In need to find p(t) .

I know p(t)=(x/y-x)(exp(-xt)-exp(-yt)) but don't know how to get to it.

I would appreciate your help, thank you!

2. Re: exponential integrals

use $e^{y t}$ as an integrating factor

$e^{y t} p^\prime + y e^{y t}p = x e^{y t}e^{-x t}$

$(e^{y t}p)^\prime = x e^{(y-x)t}$

etc.

I leave you to complete it, it should be straightforward from here.

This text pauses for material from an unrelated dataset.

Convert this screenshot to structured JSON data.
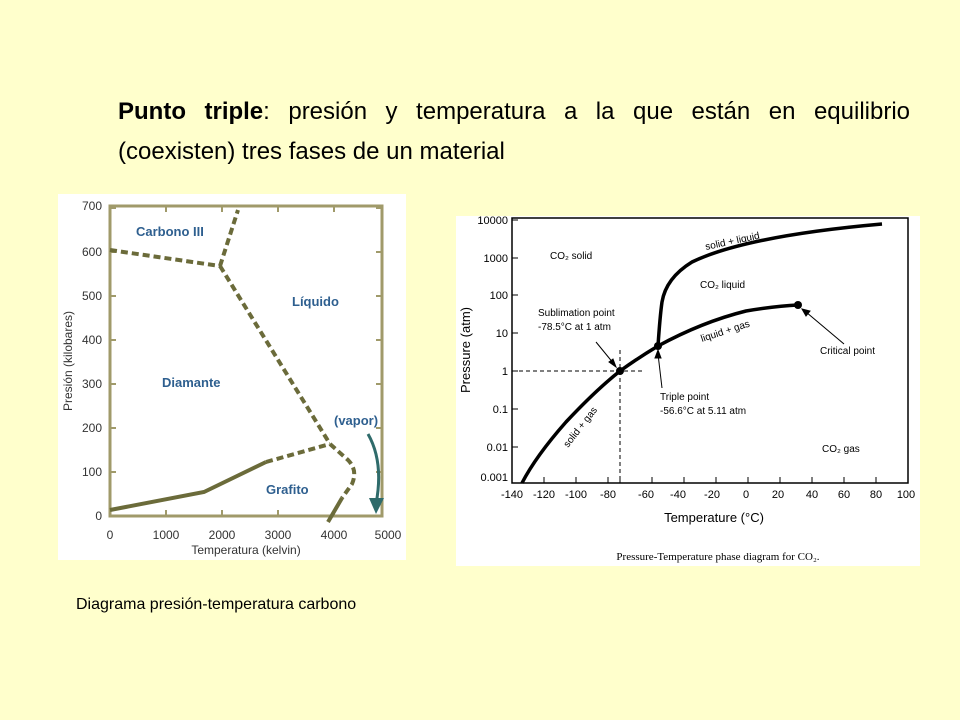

3. Re: exponential integrals

$p'(t)+ yp(t)= xe^{-xt}$ is a linear, first order, non-homogenous equation with constant coefficients (since p is a function of t only, we can treat x and y as constants). Its characteristic equation is $r+ y= 0$ so r= -y. The general solution to the associated homogeneous equation is $p(t)= Ce^{-yt}$. We look for a specific solution to the entire equation of the form $p(t)= Ae^{-xt}$. $y(t)'= -Axe^{-xt}$ so the equation becomes $-Axe^{-xt}+ Aye^{-xt}= A(y- x)e^{-xt}= xe^{-xt}$. $A= \frac{x}{y- x}$.

$p(t)= Ce^{-yt}+ \frac{x}{y- x}e^{-xt}$.